Место проведения казни нашли по гулу толпы. Эшафоты были установлены на краю городской площади, почти на самом берегу реки. Здесь торчали две дюжины столбов с «еретиками» и высокий помост для начальства. Приговорённые бились в истерике и молили о пощаде. Викарий с помощником, не обращая на них внимания, тщательно проверяли готовность костров. Стоящие по периметру «лобного места» стражники с пиками и факелами вели между собой неспешный разговор.
Гул толпы постепенно нарастал: народ ждал зрелища, а городское начальство задерживалось. Наконец, когда гул уже грозил перерасти в рёв, из ворот ратуши выехала небольшая кавалькада. Горожане послушно расступились и местные правители спокойно подъехали к месту казни. Воспользовавшись образованным «коридором», Артём дал Хулигану шпоры и проскакал к самому помосту, лихо соскочив у самых ступенек. Обернувшийся на шум копыт, капитан де Кьяви, жестом пригласил «гвардейца» присоединиться к нему.
Наконец приготовления закончились, викарий с подручным тоже взошли на помост и, встав впереди светской власти, запели псалом.
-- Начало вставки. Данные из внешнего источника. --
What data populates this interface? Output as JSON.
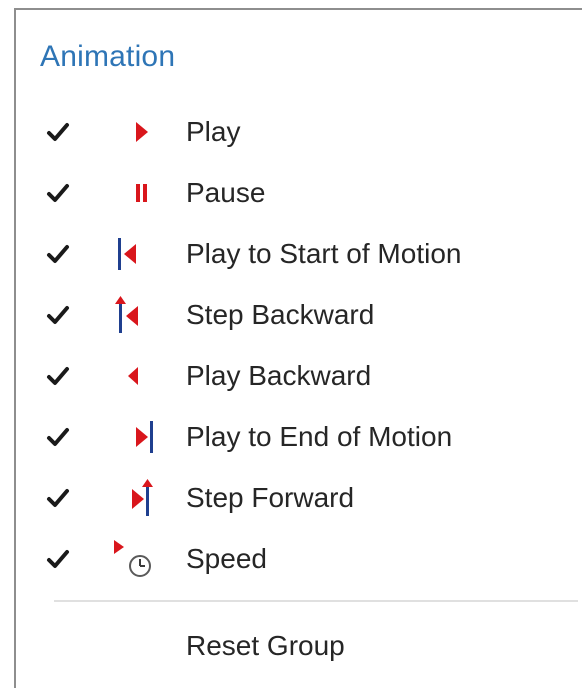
{
  "menu": {
    "heading": "Animation",
    "items": [
      {
        "label": "Play",
        "icon": "play-icon",
        "checked": true
      },
      {
        "label": "Pause",
        "icon": "pause-icon",
        "checked": true
      },
      {
        "label": "Play to Start of Motion",
        "icon": "play-to-start-icon",
        "checked": true
      },
      {
        "label": "Step Backward",
        "icon": "step-backward-icon",
        "checked": true
      },
      {
        "label": "Play Backward",
        "icon": "play-backward-icon",
        "checked": true
      },
      {
        "label": "Play to End of Motion",
        "icon": "play-to-end-icon",
        "checked": true
      },
      {
        "label": "Step Forward",
        "icon": "step-forward-icon",
        "checked": true
      },
      {
        "label": "Speed",
        "icon": "speed-icon",
        "checked": true
      }
    ],
    "reset_label": "Reset Group"
  },
  "colors": {
    "heading": "#2e75b6",
    "icon_red": "#d9161c",
    "icon_blue": "#1f3f8f",
    "text": "#262626"
  }
}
Отслеживая действия священника, Артём синхронно с ним крестился и отбивал поклоны. За псалмом последовала занудливая молитва, завершившаяся неожиданным пассажем в сторону «главного свидетеля обвинения»:
— Братья и сёстры! Капитан «Охотников за головами» идальго Артемос де Нарваэс проявил рвение в служении церкви и раскрыл тайное общество еретиков! Змеиное логово находилось совсем недалеко от нашего города! Отродье дьявола отравляло ядом ереси нестойких в вере переселенцев и сеяло семена сомнения у простодушных крестьян! Суд Святой инквизиции признал виновность указанных идальго Артемосом де Нарваэс людей и приговорил их к смерти! Как предписывает булла Папы Александра IV, имущество еретиков переходит оному идальго без взимания алькабалы.
Артём торжественно перекрестился и в голос запел «Gloria Patri». Коварный план удался, осталось довести дело до конца.
Толпа хором подхватила гимн. Особенно выделялись тонкие голоса стоящих в первых рядах почтенных матрон — глав семей талассократов. Парень даже сумел разглядеть свою бывшую любовницу — Джиозетту. Из-за отсутствия телевизоров и инстаграмма, женщины были вынуждены развлекать себя такими грубыми зрелищами, как массовая жестокая казнь. Впрочем, хрен его знает, может быть как раз казни были бы более популярными в Тик-Токе, чем котики!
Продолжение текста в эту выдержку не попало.